Shark-shooting cop goes into hiding
The police officer who shot at the great white pointer shark which killed swimmer Adam Strange off Muriwai Beach is in hiding for fear he will be hounded by animal rights activists.
Angry comments about the officer's actions have already peppered social media sites and talkback radio. He's been called "gung ho" and "over-eager" by some, said Rodney police area commander, Senior Sergeant Scott Webb.
"He didn't want to be the face of the incident. It's too raw, too traumatising," Webb told the Sunday Star-Times.
The officer worried that if he was named as the one who shot at the shark, he would be a lightning rod for protests and harassment, Webb said.
Muriwai film director and father Strange was killed when swimming 200 metres from shore between Muriwai and Maori Bay on Wednesday afternoon.
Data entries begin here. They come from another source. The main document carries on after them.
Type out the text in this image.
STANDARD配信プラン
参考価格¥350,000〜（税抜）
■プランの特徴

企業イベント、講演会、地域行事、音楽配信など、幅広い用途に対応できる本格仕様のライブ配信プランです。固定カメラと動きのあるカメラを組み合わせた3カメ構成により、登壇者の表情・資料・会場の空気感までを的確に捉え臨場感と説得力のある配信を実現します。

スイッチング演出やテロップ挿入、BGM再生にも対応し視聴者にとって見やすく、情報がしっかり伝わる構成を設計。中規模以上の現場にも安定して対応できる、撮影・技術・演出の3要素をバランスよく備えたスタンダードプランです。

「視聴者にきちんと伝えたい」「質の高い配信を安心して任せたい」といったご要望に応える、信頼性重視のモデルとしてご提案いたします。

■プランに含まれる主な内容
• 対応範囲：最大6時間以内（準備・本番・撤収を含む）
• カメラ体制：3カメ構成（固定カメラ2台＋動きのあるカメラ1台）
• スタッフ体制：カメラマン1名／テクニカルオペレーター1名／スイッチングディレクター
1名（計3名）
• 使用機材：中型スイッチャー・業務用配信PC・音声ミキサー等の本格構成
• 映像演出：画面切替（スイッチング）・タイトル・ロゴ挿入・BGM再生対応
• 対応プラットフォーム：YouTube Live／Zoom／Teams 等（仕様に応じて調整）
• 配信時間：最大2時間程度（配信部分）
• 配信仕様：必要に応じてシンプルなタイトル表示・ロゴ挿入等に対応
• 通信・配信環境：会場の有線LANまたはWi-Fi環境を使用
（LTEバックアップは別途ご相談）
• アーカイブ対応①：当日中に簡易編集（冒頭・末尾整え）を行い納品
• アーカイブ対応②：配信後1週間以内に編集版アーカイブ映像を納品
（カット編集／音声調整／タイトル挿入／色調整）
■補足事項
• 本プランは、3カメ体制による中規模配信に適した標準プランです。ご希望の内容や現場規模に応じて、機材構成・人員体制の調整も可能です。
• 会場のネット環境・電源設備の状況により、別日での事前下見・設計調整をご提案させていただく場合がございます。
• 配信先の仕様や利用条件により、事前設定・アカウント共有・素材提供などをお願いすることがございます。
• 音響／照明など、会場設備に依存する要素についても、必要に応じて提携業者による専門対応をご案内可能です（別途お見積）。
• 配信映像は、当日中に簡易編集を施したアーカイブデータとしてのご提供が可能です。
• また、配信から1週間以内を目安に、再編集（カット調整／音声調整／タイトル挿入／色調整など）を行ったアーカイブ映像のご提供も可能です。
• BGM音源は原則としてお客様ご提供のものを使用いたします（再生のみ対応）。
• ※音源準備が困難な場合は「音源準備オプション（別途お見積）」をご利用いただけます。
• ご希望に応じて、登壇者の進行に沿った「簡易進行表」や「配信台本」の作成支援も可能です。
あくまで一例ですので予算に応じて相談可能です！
As people scrambled to respond, the unnamed officer set out with lifeguards in an inflatable boat smaller than the 4m great white still mauling Strange's body. Other sharks were nearby.
Hovering above was the Westpac rescue helicopter, hoping the downwash of its blades would scare off the sharks.
Crewman Dave Walley said: "It was horrible. It was one of those things that you never want to see. I've never seen a shark persistently attack somebody. To see a shark go for a human being like that is horrific."
The police officer, armed with a M4 Bushmaster rifle, shot repeatedly at the shark hoping to scare it away.
Other sharks attracted by the blood were also shot at.
The lifeguards were thrashing the water and striking at the shark with oars in the bid to chase it off.
Webb said police always went to great lengths to retrieve bodies as they knew it helped families in their grieving process and they did not want to let down Strange's wife, Meg, and toddler, Indigo, 2.
"The shark was going for the person for 25 minutes while we were there, just insistently. It didn't seem to be frightened of anything. It wasn't frightened of being shot," Walley said.
The great white reared up at the officer and he put two rounds in its head, he said. The officer believed he killed the shark.
Muriwai Surf Lifesaving chairman Tim Jago, who identified Strange, said the injuries were "horrific".
The split-second decision to kill was ultimately that of the officer, Webb said. But he supported that decision. He would have liked the officer to talk publicly about his actions, but is not going to push him.
SPCA Auckland executive director Bob Kerridge said the outrage at the shooting was understandable. "I can understand the public concern about this and I share it.
"At least the shark was shot by a marksman a number of times, I presume it died fairly quickly. I hope it did."
But most people understood the risks of swimming at sea, and killing a shark for its actions was unnecessary.
A stuff.co.nz reader Jacob said "killing sharks because they killed a person is like draining the ocean because someone drowned.
"I feel like it's an old fashioned desire to ‘tame' nature, that if a wild animal doesn't behave in a civilised way it must be killed."
Others were more forgiving of the officer's actions.
"I can understand the shooting at the single shark doing the damage if it was done at the time of the rescue or recovery," said online commenter Berry.
"I'm sure the family appreciated having the body for the funeral. Hunting it or any other shark after the fact is terrible."